So here’s an interesting statistic from a 2014 labor survey by burning-glass.com: 65 percent of new job postings for executive secretaries and executive assistants now call for a bachelor’s degree, but “only 19 percent of those currently employed in these roles have a B.A.”
So four-fifths of secretaries today would not be considered for two-thirds of the job postings in their own field because they do not have a four-year degree to do the job they are already doing! The study noted that an “increasing number of job seekers face being shut out of middle-skill, middle-class occupations by employers’ rising demand for a bachelor’s degree” as a job-qualifying badge — even though it may be irrelevant, or in no way capture someone’s true capabilities, or where perhaps two quick online courses would be sufficient.
The McKinsey study begins: “Labor markets around the world have not kept pace with rapid shifts in the global economy, and their inefficiencies take a heavy toll.” Millions of people can’t find work, “yet sectors from technology to health care cannot find people to fill open positions. Many who do work feel overqualified or underutilized.”

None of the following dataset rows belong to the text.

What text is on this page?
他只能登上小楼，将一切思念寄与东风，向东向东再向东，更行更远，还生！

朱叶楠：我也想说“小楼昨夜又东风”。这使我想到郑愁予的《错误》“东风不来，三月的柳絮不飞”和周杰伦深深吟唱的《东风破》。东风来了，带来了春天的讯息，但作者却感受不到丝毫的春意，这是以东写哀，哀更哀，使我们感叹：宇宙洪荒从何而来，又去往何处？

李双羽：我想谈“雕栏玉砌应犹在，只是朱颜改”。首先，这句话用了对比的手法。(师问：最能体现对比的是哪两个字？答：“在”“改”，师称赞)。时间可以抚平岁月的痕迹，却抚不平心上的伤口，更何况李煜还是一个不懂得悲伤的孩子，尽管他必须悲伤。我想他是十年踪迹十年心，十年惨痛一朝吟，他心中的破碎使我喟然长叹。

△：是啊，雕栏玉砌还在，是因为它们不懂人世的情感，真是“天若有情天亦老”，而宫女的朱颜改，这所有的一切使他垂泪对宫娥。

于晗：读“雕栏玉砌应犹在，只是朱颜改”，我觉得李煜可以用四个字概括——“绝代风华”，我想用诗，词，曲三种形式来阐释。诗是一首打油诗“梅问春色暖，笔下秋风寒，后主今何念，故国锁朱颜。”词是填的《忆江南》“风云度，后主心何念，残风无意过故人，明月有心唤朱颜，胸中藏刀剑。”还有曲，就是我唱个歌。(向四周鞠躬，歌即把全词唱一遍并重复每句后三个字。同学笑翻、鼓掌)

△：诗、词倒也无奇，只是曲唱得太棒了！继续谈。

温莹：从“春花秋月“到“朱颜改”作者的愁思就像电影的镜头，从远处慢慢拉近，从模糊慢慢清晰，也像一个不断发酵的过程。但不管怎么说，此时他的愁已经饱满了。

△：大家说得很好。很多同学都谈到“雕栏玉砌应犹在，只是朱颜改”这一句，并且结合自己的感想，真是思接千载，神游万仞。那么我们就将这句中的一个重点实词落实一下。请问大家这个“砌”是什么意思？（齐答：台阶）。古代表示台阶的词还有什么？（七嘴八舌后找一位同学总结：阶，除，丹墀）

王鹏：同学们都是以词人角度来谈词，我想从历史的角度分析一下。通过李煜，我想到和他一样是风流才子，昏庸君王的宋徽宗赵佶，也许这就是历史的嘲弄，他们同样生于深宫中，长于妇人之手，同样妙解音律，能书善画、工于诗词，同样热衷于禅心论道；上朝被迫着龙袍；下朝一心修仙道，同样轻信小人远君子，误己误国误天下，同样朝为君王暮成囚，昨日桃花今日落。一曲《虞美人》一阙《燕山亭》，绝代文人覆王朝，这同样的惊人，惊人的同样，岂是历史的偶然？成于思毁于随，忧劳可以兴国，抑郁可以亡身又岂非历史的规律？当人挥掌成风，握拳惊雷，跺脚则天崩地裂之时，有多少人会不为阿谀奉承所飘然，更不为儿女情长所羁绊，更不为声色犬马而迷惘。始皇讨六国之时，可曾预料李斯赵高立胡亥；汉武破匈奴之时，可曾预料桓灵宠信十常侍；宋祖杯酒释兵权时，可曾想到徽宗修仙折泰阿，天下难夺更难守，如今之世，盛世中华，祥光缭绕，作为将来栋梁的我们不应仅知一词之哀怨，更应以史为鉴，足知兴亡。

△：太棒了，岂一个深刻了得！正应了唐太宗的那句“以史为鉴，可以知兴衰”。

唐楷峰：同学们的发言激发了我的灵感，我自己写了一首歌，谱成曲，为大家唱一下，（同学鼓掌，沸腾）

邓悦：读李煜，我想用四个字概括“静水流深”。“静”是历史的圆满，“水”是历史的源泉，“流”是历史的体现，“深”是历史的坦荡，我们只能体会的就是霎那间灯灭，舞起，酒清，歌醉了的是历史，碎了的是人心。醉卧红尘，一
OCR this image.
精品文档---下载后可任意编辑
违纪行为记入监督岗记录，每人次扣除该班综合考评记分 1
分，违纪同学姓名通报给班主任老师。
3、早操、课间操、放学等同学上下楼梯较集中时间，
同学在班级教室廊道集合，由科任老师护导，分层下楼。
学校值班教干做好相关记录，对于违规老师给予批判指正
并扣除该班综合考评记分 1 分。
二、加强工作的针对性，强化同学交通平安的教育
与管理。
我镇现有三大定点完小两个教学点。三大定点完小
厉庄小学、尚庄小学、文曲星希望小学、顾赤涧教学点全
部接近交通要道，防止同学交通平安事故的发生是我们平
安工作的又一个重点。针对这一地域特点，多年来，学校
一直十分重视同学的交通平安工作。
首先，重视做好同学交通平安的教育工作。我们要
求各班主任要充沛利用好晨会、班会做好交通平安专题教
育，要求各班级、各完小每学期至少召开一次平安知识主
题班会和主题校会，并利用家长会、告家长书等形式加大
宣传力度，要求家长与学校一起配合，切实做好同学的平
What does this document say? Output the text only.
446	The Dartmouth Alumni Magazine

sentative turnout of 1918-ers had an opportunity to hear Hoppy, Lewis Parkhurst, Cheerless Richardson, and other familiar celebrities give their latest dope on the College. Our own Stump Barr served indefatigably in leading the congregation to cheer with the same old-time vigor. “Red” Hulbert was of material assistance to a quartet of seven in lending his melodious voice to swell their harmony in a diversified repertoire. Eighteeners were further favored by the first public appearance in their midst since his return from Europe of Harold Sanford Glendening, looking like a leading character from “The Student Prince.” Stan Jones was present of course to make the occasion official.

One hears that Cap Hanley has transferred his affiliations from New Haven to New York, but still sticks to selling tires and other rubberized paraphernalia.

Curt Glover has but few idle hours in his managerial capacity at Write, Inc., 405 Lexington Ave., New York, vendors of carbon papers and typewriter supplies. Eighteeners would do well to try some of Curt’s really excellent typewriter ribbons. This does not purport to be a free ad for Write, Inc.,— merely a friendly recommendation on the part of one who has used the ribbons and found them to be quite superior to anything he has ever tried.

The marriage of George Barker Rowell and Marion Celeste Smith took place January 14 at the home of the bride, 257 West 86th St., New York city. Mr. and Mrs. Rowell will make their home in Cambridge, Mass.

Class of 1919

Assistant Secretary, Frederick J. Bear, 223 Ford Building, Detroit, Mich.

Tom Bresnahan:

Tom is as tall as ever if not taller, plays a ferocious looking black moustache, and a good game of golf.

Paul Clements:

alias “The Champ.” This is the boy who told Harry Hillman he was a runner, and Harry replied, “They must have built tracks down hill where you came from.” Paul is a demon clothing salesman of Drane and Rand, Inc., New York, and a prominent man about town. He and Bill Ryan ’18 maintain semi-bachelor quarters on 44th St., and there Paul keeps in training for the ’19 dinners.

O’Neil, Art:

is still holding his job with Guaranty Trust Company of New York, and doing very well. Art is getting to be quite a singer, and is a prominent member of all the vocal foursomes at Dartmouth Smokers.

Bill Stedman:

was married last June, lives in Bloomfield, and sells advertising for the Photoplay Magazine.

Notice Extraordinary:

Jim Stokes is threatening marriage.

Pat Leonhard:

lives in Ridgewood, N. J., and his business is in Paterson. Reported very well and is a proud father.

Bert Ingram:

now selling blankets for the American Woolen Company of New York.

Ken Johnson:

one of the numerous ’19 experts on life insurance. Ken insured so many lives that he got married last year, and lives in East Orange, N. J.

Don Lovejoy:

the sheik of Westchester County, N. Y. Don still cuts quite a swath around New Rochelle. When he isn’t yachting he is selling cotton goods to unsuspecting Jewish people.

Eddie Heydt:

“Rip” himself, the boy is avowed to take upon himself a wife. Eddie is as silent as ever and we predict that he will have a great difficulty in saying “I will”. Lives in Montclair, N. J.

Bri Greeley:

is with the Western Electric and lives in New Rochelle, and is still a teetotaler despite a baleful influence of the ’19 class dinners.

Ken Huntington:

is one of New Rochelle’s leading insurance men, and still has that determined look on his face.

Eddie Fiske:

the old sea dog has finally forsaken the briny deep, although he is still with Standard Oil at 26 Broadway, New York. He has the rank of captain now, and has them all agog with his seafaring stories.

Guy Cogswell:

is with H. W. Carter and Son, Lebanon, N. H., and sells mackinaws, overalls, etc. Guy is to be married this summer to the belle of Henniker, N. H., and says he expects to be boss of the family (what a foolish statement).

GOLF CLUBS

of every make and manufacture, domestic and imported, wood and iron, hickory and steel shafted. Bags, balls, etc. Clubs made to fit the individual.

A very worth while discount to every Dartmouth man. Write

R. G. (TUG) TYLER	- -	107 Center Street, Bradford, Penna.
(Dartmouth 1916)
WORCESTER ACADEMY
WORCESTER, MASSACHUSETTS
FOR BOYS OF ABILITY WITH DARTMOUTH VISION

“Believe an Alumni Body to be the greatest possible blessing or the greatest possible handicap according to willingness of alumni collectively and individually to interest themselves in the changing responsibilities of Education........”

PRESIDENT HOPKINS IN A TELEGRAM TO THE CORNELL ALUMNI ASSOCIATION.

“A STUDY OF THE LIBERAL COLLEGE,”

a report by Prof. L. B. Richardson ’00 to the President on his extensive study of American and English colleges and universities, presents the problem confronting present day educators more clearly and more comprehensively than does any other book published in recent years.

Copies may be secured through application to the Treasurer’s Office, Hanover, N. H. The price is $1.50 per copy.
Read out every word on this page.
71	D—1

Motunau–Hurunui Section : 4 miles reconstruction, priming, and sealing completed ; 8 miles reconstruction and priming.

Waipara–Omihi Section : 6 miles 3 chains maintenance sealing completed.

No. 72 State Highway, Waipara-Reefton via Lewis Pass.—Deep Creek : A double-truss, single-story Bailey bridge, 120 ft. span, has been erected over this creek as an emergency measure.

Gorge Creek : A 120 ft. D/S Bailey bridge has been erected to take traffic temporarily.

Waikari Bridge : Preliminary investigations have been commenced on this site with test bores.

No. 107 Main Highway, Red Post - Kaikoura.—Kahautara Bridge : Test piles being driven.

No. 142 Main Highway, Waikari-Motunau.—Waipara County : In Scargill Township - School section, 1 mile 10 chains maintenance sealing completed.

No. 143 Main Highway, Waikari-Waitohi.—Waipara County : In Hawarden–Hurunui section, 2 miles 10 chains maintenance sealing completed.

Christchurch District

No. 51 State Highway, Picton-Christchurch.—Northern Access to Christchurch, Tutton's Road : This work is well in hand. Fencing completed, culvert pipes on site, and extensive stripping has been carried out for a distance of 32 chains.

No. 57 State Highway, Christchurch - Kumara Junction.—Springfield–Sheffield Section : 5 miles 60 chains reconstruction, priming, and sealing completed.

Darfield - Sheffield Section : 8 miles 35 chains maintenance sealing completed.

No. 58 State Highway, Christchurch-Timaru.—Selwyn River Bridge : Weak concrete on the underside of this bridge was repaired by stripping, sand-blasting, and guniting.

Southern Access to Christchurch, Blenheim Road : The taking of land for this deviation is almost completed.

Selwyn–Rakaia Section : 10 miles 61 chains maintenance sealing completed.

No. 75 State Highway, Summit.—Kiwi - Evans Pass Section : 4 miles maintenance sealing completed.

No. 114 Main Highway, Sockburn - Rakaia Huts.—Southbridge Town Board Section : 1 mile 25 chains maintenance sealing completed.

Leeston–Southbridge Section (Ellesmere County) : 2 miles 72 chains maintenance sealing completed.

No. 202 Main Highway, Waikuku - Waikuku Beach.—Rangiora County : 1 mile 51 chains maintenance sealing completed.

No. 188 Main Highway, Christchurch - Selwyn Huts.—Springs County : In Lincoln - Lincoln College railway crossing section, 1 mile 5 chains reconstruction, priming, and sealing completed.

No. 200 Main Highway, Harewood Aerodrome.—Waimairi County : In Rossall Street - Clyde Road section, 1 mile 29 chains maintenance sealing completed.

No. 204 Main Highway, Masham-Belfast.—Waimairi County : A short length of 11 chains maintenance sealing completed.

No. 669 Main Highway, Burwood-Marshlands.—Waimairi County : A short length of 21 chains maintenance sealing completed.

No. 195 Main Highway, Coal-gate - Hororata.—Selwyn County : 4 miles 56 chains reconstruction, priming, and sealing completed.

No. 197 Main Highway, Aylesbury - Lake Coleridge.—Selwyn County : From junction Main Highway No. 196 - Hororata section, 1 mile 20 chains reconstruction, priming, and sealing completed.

“The skills gap is real,” explained Auguste, “but it is a symptom — not the cause — of a dysfunctional labor market, along with stagnant wages and declining job mobility.” While it’s true that more people need to master digital skills today, there are, he noted, a lot of people with skills employers are seeking — like coding skills — but who may lack the traditional credentials to be considered for the jobs. There are people who would be happy and able to master these skills but don’t have the information on what they are, where best to learn them, or access to new learning platforms that are not covered by traditional government loans or grants; companies have employees in their warehouses, call centers and retail floors with the motivation and aptitude to learn the skills for new jobs, but too few employers identify them or offer them online training opportunities; and there are rural and urban areas where tapping into the potential of less-credentialed workers could bring I.T. jobs back to U.S. shores.